Merkez Bankası’nda 20 Mart’ta Ağbal vakasıyla yönetim değişimi sonrası, para piyasalarında görülen türbülans bekleyişe döndü. Tsunami öncesi sessizlik var. Dolar kuru 8,17’de, Euro 9,73, Borsa 1,416’da...
Ekonominin bu sacayağı ise sallantıda... Enflasyon %16,19, yıllık büyüme %1,8, işsizlik oranı %13,2. Yeni başkanın bu toplantıda faize dokunması beklenmiyor. Zira indirmesi dolarizasyon, çıkarması görev değişimi olabilir.
Merkez bankası rezervini eritmiş durumda... Bunu kullanamaz. Peki, krizdeki reel sektörü nasıl destekleyecek? Şimdilerde dillendirilen; para basılarak merkezin reel sektörü desteklemesi yönünde…
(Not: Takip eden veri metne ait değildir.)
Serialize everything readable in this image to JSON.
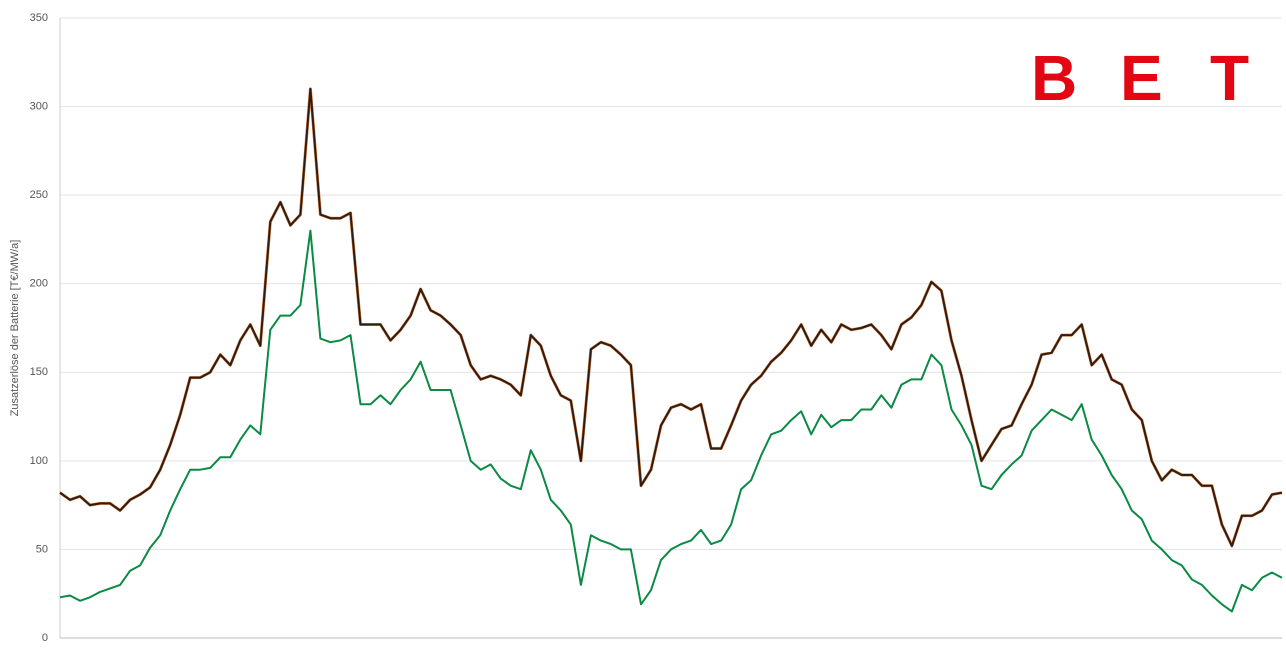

İçinde bulunduğumuz durum daha önceki hiçbir krize benzemiyor. Ülkede kurlar ve enflasyon tırmanırken salgın yüzünden bir yandan durgunluk da var. Enflasyonu yüksek olmayan ülkeler para basmayı bir seçenek olarak değerlendirdi ve karşılık da buldu. Ancak enflasyonun yüksek olduğu bizim gibi ülkelerde bunu söylemek mümkün değil.
Enflasyon %16,2 seviyesinde ve kademeli olarak yükselişini sürdürmesi muhtemel görünüyor. Merkez Bankası’nın “sıkı para politikası” yerine “gevşek para politikası” uygulaması bütün dengeleri değiştirebilir.
YÜKSEK FAİZİN ANLAMI KALMADI
Naci Ağbal’ın görevden alınmasına mal olan politika faizi; %19 seviyesinde… Yüksek faizin de öneminin kalmadığı bir döneme girdik. Merkezin elinde en önemli üç silahı artık bulunmuyor; 1)rezerv 2)faiz 3)kredibilite… Şimdi bunlara eksik iken dertlere para basma eklenirse, şişirilen balon gibi enflasyonun tırmanmasını durdurmak mümkün olmayacak.